新しい何かを知って、良いなと思えば思うほど、嬉しくて楽しくて、少し哀しい。私はDOPING PANDAを知らなかったし、フルカワユタカの性格に難があるのも知らなかったし、でも今はちょっと良い人らしいことも知らなかったし、ずっとメロディが鳴っていたのに聴こえていなかった。

振り幅が大きくて多面的なアルバムだと思う。ベストアルバムっぽくないベストアルバムというか、私が思うベストアルバムって、もっと全体的につるんとしててたまに退屈なんだけど、フルカワユタカの『傑作選』は、なんだかぼこぼこしてる。だからこそ、好きなのと、よく分からないのと、好きなのとがあって、それがおもしろい。ソロになったフルカワユタカがフルカワユタカを矯めつ眇めつここまでやってきた、みたいな。「フルカワユタカのベストアルバム」というより「フルカワユタカっぽいベストアルバム」だと思う。……いや、“にわか”ファンが何言ってんだって感じだよね、自分でもそう思うもん。ともあれ、久しぶりに、嬉しくて楽しくて少し哀しくなるくらい、良いなと思った。ついでにコラムもおもしろい。

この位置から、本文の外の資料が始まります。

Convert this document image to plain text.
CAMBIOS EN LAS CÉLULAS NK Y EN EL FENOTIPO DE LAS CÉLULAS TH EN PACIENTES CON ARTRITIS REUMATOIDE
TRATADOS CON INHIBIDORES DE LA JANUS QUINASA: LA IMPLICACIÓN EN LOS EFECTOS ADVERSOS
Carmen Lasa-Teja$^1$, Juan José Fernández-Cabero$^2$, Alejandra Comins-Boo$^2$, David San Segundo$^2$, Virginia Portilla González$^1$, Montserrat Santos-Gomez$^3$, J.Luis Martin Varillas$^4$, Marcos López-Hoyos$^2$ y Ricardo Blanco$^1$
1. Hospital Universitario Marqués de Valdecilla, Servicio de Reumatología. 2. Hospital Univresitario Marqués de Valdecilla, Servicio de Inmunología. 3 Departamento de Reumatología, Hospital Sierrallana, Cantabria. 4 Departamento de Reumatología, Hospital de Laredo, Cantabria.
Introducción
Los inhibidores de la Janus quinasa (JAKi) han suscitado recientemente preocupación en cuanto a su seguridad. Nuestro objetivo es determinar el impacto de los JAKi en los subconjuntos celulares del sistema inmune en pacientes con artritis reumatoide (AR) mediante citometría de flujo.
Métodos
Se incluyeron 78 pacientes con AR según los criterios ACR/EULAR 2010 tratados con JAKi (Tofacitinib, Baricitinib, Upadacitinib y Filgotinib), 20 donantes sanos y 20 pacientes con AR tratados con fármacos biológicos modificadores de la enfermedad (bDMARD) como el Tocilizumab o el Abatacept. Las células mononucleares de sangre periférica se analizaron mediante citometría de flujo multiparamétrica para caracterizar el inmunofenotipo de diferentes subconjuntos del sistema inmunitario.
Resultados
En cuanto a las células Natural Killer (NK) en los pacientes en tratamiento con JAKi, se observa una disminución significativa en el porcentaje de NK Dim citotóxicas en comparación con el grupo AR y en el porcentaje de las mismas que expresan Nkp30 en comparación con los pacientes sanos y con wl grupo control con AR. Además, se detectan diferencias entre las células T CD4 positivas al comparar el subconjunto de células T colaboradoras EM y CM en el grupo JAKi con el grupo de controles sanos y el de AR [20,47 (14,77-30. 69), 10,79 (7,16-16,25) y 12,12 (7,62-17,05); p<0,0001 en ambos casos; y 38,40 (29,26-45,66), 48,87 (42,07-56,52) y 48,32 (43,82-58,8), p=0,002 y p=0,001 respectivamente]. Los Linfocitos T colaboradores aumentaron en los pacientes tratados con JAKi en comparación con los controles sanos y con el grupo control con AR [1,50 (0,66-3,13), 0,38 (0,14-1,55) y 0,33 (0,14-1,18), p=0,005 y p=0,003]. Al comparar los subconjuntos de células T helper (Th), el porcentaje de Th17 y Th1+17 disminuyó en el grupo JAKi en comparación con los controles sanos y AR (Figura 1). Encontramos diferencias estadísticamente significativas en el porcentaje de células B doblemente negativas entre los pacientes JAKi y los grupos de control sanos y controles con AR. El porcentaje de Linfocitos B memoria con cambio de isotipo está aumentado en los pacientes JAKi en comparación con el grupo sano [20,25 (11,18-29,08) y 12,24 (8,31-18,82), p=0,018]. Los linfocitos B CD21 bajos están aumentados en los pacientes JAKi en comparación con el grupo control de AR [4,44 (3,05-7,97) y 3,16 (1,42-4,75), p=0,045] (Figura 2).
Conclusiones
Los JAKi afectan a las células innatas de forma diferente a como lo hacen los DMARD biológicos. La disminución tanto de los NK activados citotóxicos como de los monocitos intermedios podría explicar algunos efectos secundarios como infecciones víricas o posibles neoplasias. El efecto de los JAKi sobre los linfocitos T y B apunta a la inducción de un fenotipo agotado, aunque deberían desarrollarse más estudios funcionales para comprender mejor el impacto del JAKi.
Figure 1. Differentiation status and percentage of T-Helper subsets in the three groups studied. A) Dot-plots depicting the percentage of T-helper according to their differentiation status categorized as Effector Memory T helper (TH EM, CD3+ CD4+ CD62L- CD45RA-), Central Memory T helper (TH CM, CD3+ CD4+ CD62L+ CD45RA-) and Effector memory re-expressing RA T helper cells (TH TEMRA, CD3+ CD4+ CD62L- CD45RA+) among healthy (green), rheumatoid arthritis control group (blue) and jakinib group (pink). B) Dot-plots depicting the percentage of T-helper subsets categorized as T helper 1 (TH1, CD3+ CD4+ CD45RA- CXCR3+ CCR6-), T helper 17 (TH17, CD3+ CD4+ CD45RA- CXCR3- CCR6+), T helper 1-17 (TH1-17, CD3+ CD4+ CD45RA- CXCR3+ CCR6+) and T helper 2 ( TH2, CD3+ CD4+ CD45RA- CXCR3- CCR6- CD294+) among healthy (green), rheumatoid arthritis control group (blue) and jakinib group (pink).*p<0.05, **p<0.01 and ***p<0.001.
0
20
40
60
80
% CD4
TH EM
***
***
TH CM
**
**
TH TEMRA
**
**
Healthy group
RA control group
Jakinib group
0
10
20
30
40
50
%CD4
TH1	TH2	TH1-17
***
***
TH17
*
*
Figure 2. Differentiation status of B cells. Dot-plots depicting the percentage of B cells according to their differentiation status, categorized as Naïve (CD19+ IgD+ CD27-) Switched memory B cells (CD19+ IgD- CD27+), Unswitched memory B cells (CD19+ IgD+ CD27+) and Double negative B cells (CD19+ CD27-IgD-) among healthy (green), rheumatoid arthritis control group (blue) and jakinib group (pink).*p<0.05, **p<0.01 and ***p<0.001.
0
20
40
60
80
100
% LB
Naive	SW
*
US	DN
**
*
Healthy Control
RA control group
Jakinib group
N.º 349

生まれてから死ぬまで、私は私でしかない。私は私から逃げることができない。だったら、せめて今とは違うかたちになりたい。へこんだりとんがったり透き通ったりどす黒く濁ったりしたい。ここになんかいたくない、「私」の外側に出てみたい一心で、本を読み、音楽を聴き、「素敵な何か」のかたちを保つために言葉で囲んで、自分のかたちを変えてしまいたいと思う。

私と30年以上も一緒にいる私に、私はもう飽き飽きしている。退屈な「私」から抜け出すために本を読み、音楽を聴き、言葉を通して考えながら、結局は「素敵な何か」越しに見える「私」のことを見詰めている。私は私のことをよく知らない。知りたくてたまらない。

そういえば大学生のころ「矛盾したこと言ってんのに、筋は通ってる(笑)」と言われてびっくりしたことがある。私自身は全部本当のことを言っているつもりなのに、それがやっぱり矛盾しているのなら、もうお手上げだ。お手上げだから、これからも矛盾しながら筋を通すしかない。私の「本当」は矛盾している。バカっぽくて最高だ。

きっと誰にも、私から私を取り上げることなんてできないよ。